I am sometimes asked about the NREMT. What’s it like? Is it hard? How many questions did it ask you? Here’s my standard answer. Yes the NREMT is hard, no matter how much you study, the 70-120 question test is designed to challenge a potential EMT-B to the limits of their knowledge. Let me put it another way. The NREMT National pass rate for 2012 was 72%. That means that for every four people who take the test, one will not pass.

From what I understand (based on reading from the NREMT website, other sources found online and having actually taken the test) the NREMT is based on some secret algorithm that asks more and more difficult questions the more you know. So the more questions you get right, the harder they get until you’re being tested to the limit of your scope of practice.. The computerized test checks for a “minimum competency” and issues a pass or fail score.

2012 NREMT pass rates

While I do not remember the exact content of the questions, nor would I divulge that information here if I did, I do recall that there were many short and sweet scenario based questions, like no longer than a sentence or two. The “A through D” multiple choice answers were such that I would narrow them down to two or so, sometime even three, and I still agonized over the right choice. The NREMT didn’t seem to ask me any straightforward answers, like “What’s the name of this bone?” or “How many breaths for minute for this baby?”, instead the NREMT felt like it was asking me questions as if I should already know all the basic stuff, which as an EMT-B you should. There’s not going to be any multiple choice boxes on a real patient. The test threw out terms and situations that seemed to assume that I knew all the bones, that I knew the ABC’s, that I knew how to treat pediatric emergencies. This was just my experience, though.

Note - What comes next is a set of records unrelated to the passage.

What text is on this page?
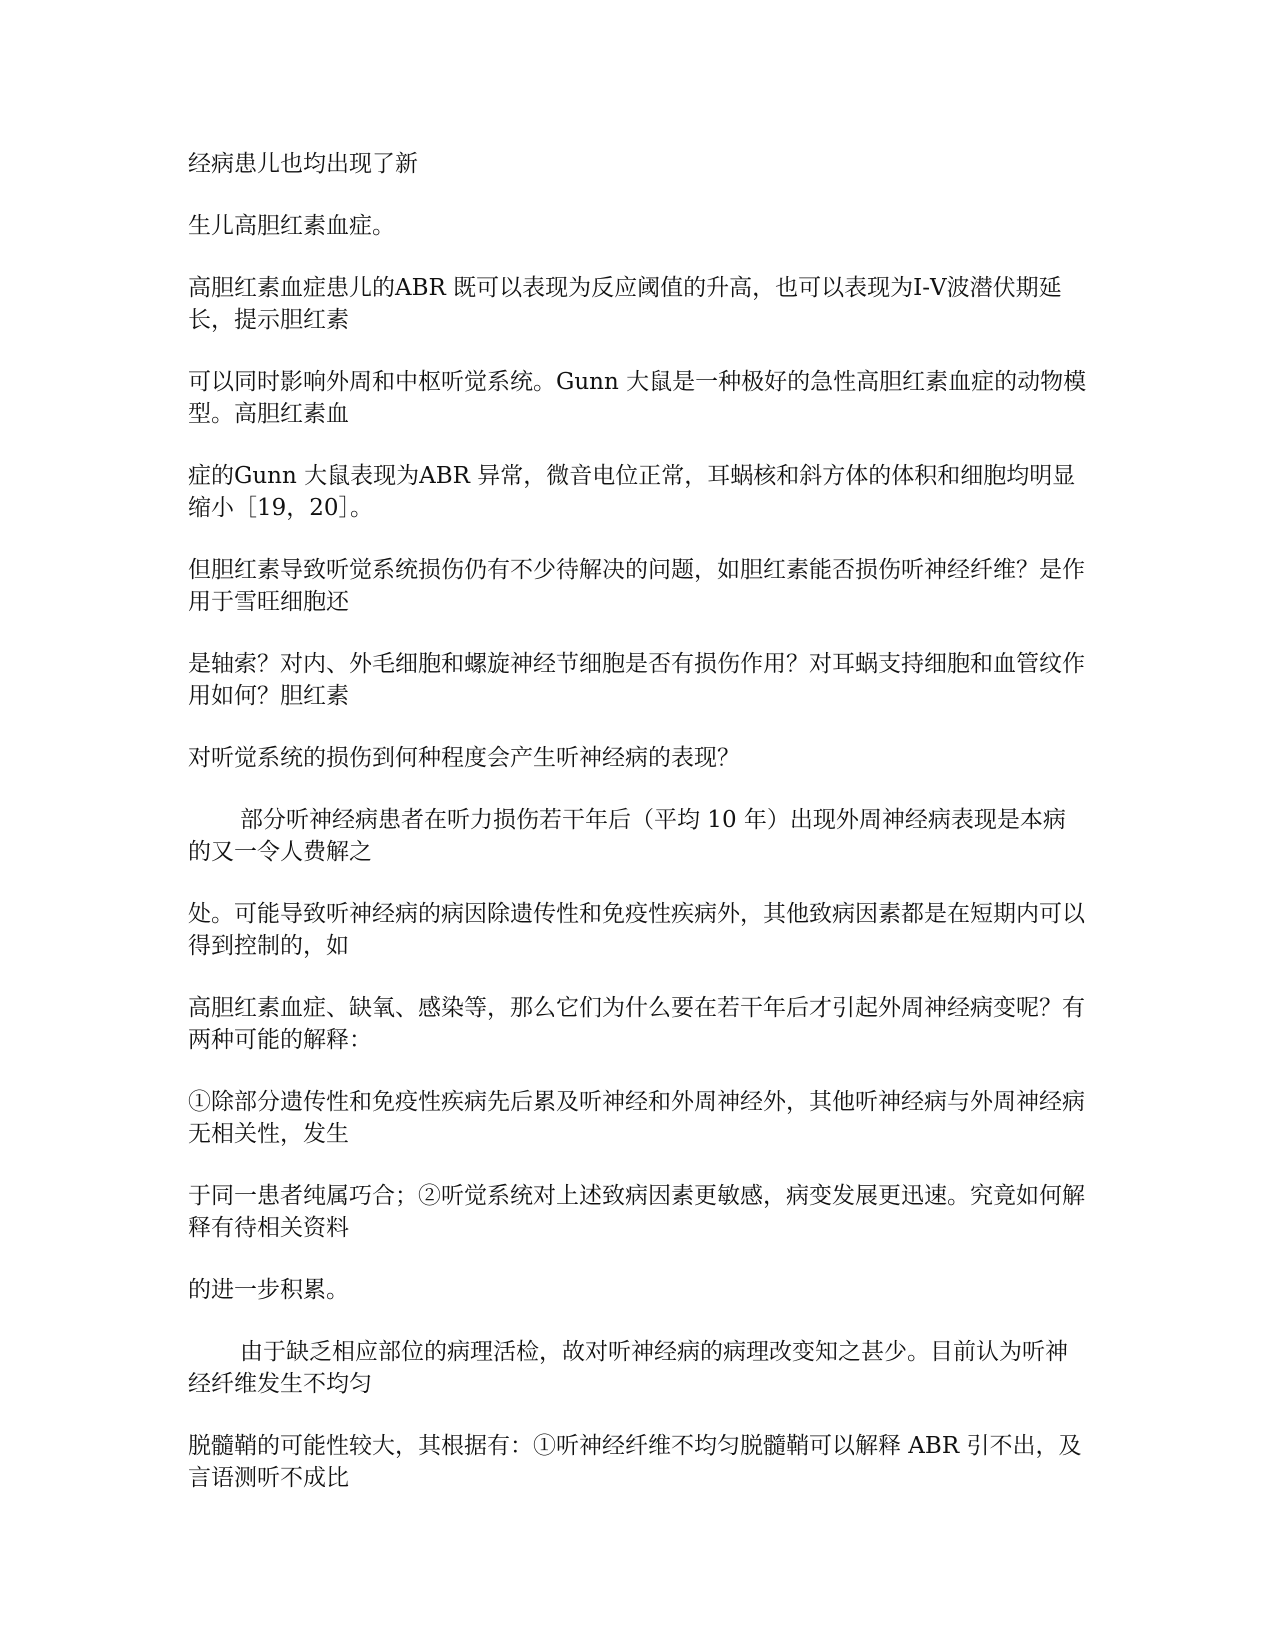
经病患儿也均出现了新

生儿高胆红素血症。

高胆红素血症患儿的ABR 既可以表现为反应阈值的升高，也可以表现为Ⅰ-Ⅴ波潜伏期延长，提示胆红素

可以同时影响外周和中枢听觉系统。Gunn 大鼠是一种极好的急性高胆红素血症的动物模型。高胆红素血

症的Gunn 大鼠表现为ABR 异常，微音电位正常，耳蜗核和斜方体的体积和细胞均明显缩小［19，20］。

但胆红素导致听觉系统损伤仍有不少待解决的问题，如胆红素能否损伤听神经纤维？是作用于雪旺细胞还

是轴索？对内、外毛细胞和螺旋神经节细胞是否有损伤作用？对耳蜗支持细胞和血管纹作用如何？胆红素

对听觉系统的损伤到何种程度会产生听神经病的表现？

部分听神经病患者在听力损伤若干年后（平均 10 年）出现外周神经病表现是本病的又一令人费解之

处。可能导致听神经病的病因除遗传性和免疫性疾病外，其他致病因素都是在短期内可以得到控制的，如

高胆红素血症、缺氧、感染等，那么它们为什么要在若干年后才引起外周神经病变呢？有两种可能的解释：

①除部分遗传性和免疫性疾病先后累及听神经和外周神经外，其他听神经病与外周神经病无相关性，发生

于同一患者纯属巧合；②听觉系统对上述致病因素更敏感，病变发展更迅速。究竟如何解释有待相关资料

的进一步积累。

由于缺乏相应部位的病理活检，故对听神经病的病理改变知之甚少。目前认为听神经纤维发生不均匀

脱髓鞘的可能性较大，其根据有：①听神经纤维不均匀脱髓鞘可以解释 ABR 引不出，及言语测听不成比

I studied my butt off for the NREMT. Maybe the the questions were so hard because I knew my stuff! For me the test stopped after 70 questions. When I walked out of the testing center I though I had gone down in flames. 70 questions? My thinking then was that I had done so poorly that the computer ended the test early because I sucked so bad. When I saw that I had passed, I couldn’t believe it. I thought I had blown it. I later found out that sometimes the test stops after 70 questions because the testing algorithm has determined “minimum competency.”

I’d like to think I passed because I studied so hard. I used the study techniques I outlined on this site as well. I studied in groups. My partners and I would work together to answer as many multiple choice questions as we could without looking at the possible answers. Sometimes we were way off, but usually we would be right on. I also decided to create this site. Writing multiple choice questions helped me to really wrap my head around this information. Anyway, that’s my NREMT story.